Булькал самогон. На дне миски остались прилипшие к нему плавнички и поблескивало стекшее с рыбы растительное масло. Женщина в кашемировом платье принесла еще помидоров — они покатились по столу, когда она вывалила их.
— А побациллистей ничего нет? — спросил парень в коротковатом пиджаке.
— Только сало.
— Тащи!
Сало оказалось толщиной в ладонь, густо обсыпанное крупной солью. Внутри было розоватым — я видел такое только на кубанских базарах. Парень в коротковатом пиджаке потер руки.
— Под это сало можно еще одну четверть выдуть и — ни в одном глазу.
Женщина в кашемировом платье улыбнулась, показав нам ямочки на щеках.
— Ты уже.
— С непривычки! — откликнулся парень в коротковатом пиджаке. — Три года за бесплатно вкалывал, жратва была — одно название. Если бы не амнистия по случаю Победы, то, наверное, каюк. Теперь вот жру, жру и все нажраться не могу.
— Пройдет, — сказал парень в кепке.
За столом становилось все оживленней. Парни ругались, отпускали сальные шуточки. Мне казалось: Нинке неприятно слушать брань. И я растерялся, когда она неожиданно выругалась, выругалась просто так, как часто произносят слово «кстати». В ответ на мой удивленный взгляд Нинка приподняла бровь, и я убедился — ничего не поняла.
— Что с ним, Хромой, делать будем? — Парень в кепке показал через плечо большим пальцем на меня.

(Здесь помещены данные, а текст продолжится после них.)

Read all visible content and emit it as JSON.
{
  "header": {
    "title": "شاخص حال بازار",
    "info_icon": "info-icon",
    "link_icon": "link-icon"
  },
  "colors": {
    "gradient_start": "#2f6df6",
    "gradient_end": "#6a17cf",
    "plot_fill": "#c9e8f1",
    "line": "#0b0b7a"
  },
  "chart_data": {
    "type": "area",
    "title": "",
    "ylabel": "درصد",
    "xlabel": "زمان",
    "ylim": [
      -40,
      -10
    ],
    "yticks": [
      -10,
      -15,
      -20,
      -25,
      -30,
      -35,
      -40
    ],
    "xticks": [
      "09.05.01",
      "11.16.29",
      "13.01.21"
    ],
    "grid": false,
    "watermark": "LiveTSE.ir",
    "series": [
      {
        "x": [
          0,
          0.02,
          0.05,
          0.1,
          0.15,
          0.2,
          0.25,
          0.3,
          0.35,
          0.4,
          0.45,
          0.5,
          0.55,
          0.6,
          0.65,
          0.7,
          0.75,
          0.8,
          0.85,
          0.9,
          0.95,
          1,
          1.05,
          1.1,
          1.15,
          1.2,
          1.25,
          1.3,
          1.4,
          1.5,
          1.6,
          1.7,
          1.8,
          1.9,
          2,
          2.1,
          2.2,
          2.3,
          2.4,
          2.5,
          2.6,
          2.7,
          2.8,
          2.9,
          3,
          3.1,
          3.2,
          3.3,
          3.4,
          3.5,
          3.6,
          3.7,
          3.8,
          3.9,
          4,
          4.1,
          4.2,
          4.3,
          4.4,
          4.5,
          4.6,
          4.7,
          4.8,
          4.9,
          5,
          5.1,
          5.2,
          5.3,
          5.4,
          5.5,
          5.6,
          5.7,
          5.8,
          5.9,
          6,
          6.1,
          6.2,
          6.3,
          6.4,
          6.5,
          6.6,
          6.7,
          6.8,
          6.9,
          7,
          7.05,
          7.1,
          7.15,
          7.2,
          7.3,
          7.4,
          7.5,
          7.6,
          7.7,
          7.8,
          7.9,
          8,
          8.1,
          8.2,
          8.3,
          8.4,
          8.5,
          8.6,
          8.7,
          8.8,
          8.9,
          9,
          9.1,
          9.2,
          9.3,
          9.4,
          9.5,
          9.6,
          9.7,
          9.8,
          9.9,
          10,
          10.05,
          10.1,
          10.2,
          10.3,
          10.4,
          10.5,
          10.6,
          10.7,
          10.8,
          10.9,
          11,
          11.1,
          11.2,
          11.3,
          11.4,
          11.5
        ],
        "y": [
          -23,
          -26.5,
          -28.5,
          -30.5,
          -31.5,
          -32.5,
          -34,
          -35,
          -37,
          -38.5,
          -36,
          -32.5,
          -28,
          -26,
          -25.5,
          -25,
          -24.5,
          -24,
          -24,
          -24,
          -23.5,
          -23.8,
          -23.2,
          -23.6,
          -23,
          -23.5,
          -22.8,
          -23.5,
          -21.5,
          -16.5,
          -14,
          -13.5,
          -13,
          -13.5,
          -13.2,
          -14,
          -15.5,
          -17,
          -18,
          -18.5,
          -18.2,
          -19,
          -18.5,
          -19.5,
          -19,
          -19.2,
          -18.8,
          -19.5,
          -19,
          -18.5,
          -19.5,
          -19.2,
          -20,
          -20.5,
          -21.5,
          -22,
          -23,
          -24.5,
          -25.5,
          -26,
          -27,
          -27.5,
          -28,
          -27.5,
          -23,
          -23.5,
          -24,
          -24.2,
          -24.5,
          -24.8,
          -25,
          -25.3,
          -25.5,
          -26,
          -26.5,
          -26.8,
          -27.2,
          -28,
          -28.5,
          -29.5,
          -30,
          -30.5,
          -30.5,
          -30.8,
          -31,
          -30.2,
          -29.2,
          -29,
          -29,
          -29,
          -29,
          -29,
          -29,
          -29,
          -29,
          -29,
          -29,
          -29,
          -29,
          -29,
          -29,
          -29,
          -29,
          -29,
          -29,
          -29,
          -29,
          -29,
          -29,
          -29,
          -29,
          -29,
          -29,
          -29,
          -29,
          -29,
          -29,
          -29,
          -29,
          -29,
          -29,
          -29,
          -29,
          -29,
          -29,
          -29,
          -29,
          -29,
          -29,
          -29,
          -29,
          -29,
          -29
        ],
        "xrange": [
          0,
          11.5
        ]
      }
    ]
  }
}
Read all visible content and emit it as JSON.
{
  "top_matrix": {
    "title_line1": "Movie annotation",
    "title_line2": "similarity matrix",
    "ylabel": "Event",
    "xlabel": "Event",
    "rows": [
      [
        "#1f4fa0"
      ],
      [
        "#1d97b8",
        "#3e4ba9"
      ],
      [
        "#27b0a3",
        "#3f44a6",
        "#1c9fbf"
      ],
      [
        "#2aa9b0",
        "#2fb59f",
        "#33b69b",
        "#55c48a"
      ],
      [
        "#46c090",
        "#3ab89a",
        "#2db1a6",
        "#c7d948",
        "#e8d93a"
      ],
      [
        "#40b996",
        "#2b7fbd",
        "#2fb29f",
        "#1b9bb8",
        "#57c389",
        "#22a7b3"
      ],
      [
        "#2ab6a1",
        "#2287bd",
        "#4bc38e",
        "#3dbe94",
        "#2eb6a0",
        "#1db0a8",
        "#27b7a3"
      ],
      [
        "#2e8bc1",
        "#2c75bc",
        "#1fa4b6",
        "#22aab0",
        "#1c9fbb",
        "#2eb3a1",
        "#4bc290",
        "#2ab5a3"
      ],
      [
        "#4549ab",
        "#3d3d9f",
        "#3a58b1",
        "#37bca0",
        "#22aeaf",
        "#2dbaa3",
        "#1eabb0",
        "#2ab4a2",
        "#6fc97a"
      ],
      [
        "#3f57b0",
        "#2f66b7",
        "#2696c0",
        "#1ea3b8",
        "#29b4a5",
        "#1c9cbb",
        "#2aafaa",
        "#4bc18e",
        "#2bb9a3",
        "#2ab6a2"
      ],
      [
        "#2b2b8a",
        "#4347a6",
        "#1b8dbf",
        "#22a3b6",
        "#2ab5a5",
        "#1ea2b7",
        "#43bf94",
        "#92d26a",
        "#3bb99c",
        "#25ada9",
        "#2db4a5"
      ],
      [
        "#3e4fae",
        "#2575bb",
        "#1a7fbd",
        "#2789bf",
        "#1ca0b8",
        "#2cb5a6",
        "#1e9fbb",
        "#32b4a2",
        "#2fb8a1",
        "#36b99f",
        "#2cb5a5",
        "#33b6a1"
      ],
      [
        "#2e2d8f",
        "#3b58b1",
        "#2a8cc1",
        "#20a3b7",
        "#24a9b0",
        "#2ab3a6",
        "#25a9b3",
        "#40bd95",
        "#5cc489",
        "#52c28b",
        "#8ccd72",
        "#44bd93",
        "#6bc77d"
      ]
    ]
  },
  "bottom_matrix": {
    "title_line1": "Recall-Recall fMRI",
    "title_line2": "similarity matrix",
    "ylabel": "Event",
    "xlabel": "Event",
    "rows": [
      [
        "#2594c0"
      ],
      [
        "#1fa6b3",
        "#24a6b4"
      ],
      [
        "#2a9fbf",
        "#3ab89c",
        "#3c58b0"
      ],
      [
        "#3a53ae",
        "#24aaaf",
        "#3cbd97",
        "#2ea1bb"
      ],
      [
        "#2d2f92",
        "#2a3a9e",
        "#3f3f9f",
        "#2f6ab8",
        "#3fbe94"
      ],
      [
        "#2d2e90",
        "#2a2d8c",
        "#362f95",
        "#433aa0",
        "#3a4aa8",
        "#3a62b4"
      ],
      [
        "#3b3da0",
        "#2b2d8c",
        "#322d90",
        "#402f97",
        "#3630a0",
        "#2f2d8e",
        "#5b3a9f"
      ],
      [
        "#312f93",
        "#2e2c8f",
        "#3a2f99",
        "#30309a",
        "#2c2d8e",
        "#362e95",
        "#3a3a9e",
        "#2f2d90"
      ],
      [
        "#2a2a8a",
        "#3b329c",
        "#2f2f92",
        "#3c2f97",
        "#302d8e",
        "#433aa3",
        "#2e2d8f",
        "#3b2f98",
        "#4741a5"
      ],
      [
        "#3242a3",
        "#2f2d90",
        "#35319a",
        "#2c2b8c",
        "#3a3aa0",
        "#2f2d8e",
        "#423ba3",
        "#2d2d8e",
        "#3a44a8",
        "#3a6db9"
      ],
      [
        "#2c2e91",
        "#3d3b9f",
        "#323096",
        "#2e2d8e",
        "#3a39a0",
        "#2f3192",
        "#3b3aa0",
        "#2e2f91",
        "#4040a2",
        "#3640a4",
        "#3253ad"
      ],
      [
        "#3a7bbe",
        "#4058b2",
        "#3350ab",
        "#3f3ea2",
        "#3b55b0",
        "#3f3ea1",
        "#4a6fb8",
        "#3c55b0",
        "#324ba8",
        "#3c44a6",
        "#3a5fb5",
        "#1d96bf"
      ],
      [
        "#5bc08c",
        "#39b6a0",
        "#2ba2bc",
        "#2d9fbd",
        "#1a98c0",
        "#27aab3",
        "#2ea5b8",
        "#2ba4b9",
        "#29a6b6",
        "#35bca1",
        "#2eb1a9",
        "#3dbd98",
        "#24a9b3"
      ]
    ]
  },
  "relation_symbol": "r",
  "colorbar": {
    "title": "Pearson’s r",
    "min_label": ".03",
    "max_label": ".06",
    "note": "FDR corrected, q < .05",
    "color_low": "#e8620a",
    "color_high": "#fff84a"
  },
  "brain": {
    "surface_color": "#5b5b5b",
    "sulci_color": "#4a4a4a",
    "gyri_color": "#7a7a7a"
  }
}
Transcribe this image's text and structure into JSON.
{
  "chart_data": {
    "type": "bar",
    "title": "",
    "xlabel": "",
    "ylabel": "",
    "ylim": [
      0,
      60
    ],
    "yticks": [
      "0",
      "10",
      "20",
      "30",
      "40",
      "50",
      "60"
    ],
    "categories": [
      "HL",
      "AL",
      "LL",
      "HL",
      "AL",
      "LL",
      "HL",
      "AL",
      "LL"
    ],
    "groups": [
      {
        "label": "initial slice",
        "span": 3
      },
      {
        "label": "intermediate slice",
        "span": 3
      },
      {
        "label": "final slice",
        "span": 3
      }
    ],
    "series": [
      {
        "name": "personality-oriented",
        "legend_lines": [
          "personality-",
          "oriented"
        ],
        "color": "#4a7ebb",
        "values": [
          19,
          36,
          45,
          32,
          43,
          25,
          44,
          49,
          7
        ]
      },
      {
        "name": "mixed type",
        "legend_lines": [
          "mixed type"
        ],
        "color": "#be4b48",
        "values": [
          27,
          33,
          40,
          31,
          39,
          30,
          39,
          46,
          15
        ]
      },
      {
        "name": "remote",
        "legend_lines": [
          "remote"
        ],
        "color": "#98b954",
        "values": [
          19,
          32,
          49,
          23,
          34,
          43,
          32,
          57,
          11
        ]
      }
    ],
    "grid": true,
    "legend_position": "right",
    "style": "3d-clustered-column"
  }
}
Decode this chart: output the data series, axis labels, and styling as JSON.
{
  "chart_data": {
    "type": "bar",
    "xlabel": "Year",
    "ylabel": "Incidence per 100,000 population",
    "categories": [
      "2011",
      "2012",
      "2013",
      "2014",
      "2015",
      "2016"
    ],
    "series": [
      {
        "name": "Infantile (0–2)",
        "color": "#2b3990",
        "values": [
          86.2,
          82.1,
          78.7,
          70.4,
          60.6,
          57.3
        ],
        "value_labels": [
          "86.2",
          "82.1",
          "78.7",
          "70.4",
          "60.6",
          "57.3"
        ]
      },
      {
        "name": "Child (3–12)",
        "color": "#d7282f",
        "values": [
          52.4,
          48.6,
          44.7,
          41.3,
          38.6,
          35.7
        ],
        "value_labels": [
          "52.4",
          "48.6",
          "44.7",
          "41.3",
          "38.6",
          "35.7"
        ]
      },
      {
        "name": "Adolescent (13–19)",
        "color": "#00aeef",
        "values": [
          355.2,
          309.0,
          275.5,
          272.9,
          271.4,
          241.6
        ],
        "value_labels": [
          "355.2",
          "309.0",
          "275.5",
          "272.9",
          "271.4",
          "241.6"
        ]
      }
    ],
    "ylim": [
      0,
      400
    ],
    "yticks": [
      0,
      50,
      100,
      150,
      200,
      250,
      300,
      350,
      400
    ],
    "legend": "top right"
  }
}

Щукин ответил, но я не расслышал, лишь отметил про себя: у него теперь другое прозвище — Хромой…
10
Проснулся я от ломоты в висках. Во рту было сухо, тело казалось свинцовым. Я лежал на топчане, накрытый байковым одеялом, сапоги валялись на полу, около них темнел, напоминая толстую змею, мой ремень. Скосив глаза, увидел смятую подушку в ситцевой наволочке с цветочками, ощутил едва уловимый запах, очень приятный, и понял: Нинка провела ночь на этом же топчане. Постарался вспомнить, как очутился на нем, но в памяти был провал.